The population peaked above a thousand animals. The department managed the herd through hunting, maintaining a target of 350 to 500 ibex in the Floridas. The ibex were kept strictly within the mountain range. Game biologists managed them carefully to prevent them from spreading into adjacent ranges, primarily because Persian ibex can carry pneumonia that could devastate New Mexico's native desert bighorn sheep populations.
Then the numbers started falling.
Stewart Liley, head of the NMDGF Wildlife Division, told commissioners in January 2026 that the ibex population is far below desired levels. The April 2024 aerial survey using thermal imaging cameras counted 185 animals on the mountain. Groups of hundreds that hunters used to glass from the desert floor have been replaced by groups of five. Out of roughly 300 licenses issued in the most recent season, hunters killed ten males and one female. Hunter satisfaction is down. Liley said the department will propose significant permit reductions.
The cause of the decline is not definitively established in the public record. Desert mountain populations are vulnerable to drought, disease, predation by mountain lions, and the cumulative pressure of decades of hunting on a geographically isolated herd with no immigration from outside populations.
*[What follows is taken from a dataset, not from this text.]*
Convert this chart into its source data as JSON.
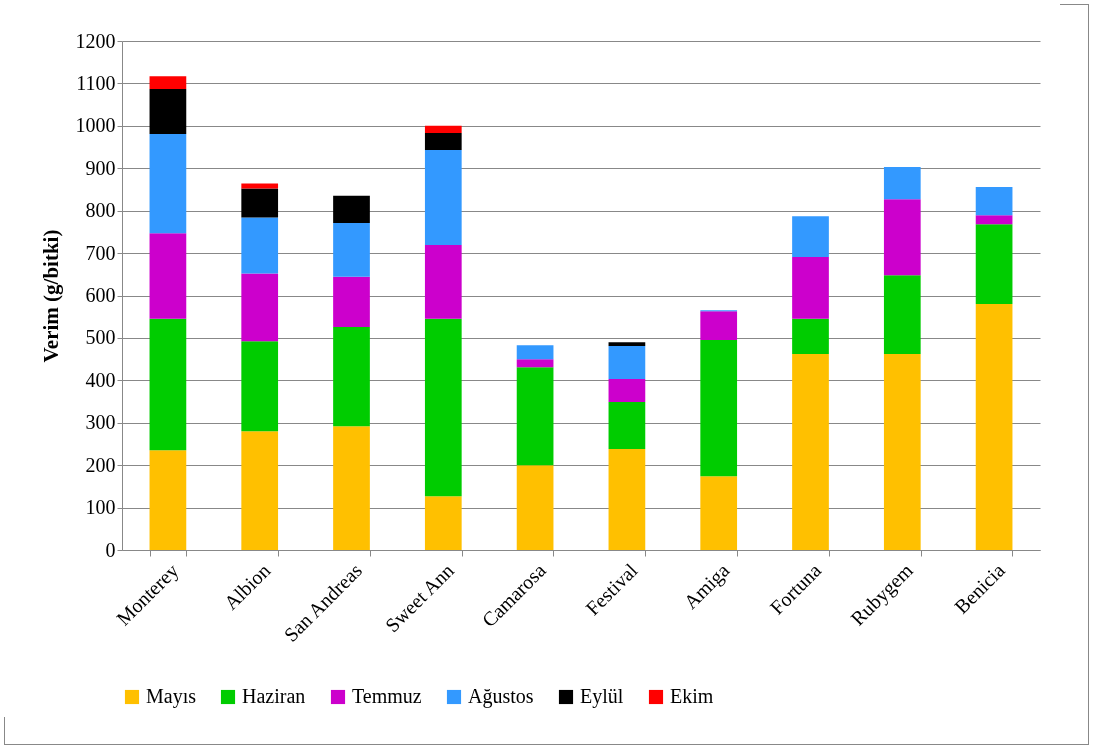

The ibex cannot recruit from Iran. They cannot disperse to a neighboring mountain range without risking contact with bighorn sheep. They are locked onto one ten-mile piece of rock in southern New Mexico, and the population that was once large enough to absorb annual hunting pressure is now small enough that every dead ibex changes the math.
The Florida Mountains are the only place on the continent where a hunter can draw a tag for a Persian ibex and climb into Asian cliff-goat terrain without leaving the United States. Whether that opportunity survives depends on whether 185 animals on one desert mountain range can hold a population that once numbered a thousand, in a landscape where there is no backup herd, no genetic input, and no second mountain to fall back on.